When to see a pediatric orthotist
One of the main concerns with flat feet is pain. In some adults, the symptoms of flat feet can be foot, hip, knee and even back pain. The good news is that most kids with flexible flat feet don’t have pain — but this isn’t always the case. If your child or preteen is complaining of foot pain or regular discomfort in their back, knees or hips, they should see a doctor. They might need orthotic inserts for their shoes or something else might be going on physically with them.

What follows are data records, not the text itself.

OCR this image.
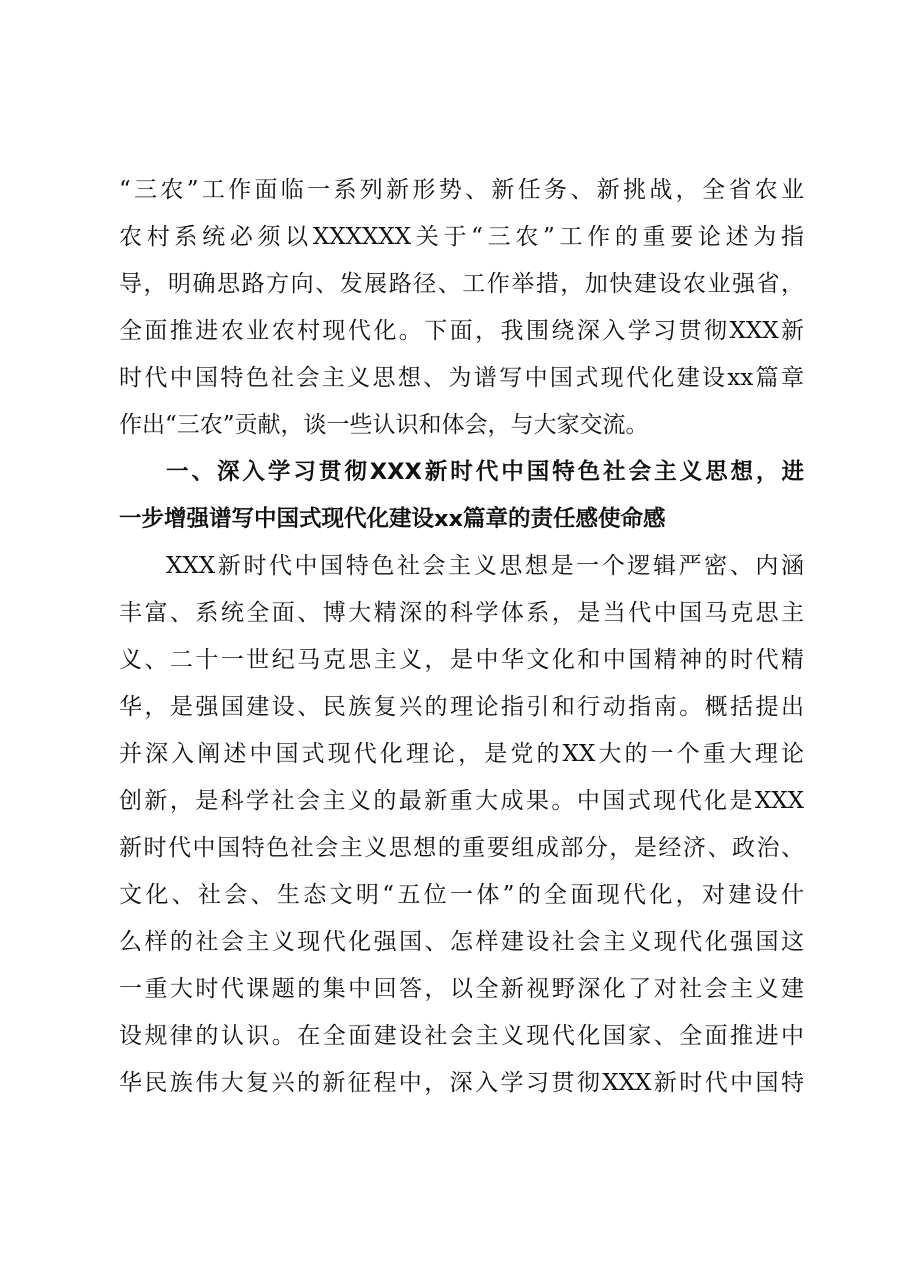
“三农”工作面临一系列新形势、新任务、新挑战，全省农业
农村系统必须以XXXXXX关于“三农”工作的重要论述为指
导，明确思路方向、发展路径、工作举措，加快建设农业强省，
全面推进农业农村现代化。下面，我围绕深入学习贯彻XXX新
时代中国特色社会主义思想、为谱写中国式现代化建设xx篇章
作出“三农”贡献，谈一些认识和体会，与大家交流。
一、深入学习贯彻XXX新时代中国特色社会主义思想，进
一步增强谱写中国式现代化建设xx篇章的责任感使命感
XXX新时代中国特色社会主义思想是一个逻辑严密、内涵
丰富、系统全面、博大精深的科学体系，是当代中国马克思主
义、二十一世纪马克思主义，是中华文化和中国精神的时代精
华，是强国建设、民族复兴的理论指引和行动指南。概括提出
并深入阐述中国式现代化理论，是党的XX大的一个重大理论
创新，是科学社会主义的最新重大成果。中国式现代化是XXX
新时代中国特色社会主义思想的重要组成部分，是经济、政治、
文化、社会、生态文明“五位一体”的全面现代化，对建设什
么样的社会主义现代化强国、怎样建设社会主义现代化强国这
一重大时代课题的集中回答，以全新视野深化了对社会主义建
设规律的认识。在全面建设社会主义现代化国家、全面推进中
华民族伟大复兴的新征程中，深入学习贯彻XXX新时代中国特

As long as they’re the flexible version, it’s unlikely you’ll need treatment for your child’s flat feet. But if your child’s foot doesn’t regain its arch when they’re sitting, they likely have a different condition. Total absence of an arch in the foot is called rigid flatfoot. Kids with rigid flatfoot need to see a doctor as the condition can sometimes be symptomatic of another condition like cerebral palsy or be caused by an injury. In these cases, your little one might need a pediatric orthotist referral to assess their need for orthotic inserts for their shoes or other treatment. But while it can be serious in some cases, rigid flatfoot doesn’t impact the majority of the people who have it.
How to treat flat feet
Unless you’ve seen a pediatric orthotist and they’ve told you otherwise, you don’t need orthopedic shoes for your flat-footed toddler. The best shoes for toddlers with flat feet are the same shoes any toddler would get — regular shoes with enough room for their feet and grippy soles. So unless your child has a really unusual gait, there’s nothing for you to do except wait. Their arch should develop somewhere between ages seven and 10.
While they need to see a doctor for any pain, if your child does experience tight heel cords (also known as the Achilles tendon) they can try some simple stretching exercises for treating flat foot discomfort. The main stretch involves pushing against a wall with both hands with one foot in front of the other. If they’re feeling it in the back of their calf, they’re doing it right. If not, they can try moving their back foot further back from the wall. Just make sure they have a good grip with their feet to avoid sliding out and down face first.
Most children outgrow their flat feet by age 10 as their bones begin to harden. If your 11-year-old is still walking around with flat feet though, don’t despair. Some people retain their flat feet throughout their lives without issue. The condition of flat foot is often hereditary so chances are good that you or your partner has the same issue. When it comes to your kid, any abnormalities are always concerning for parents. But with flat feet, if they’re not in pain, there’s probably nothing to worry about.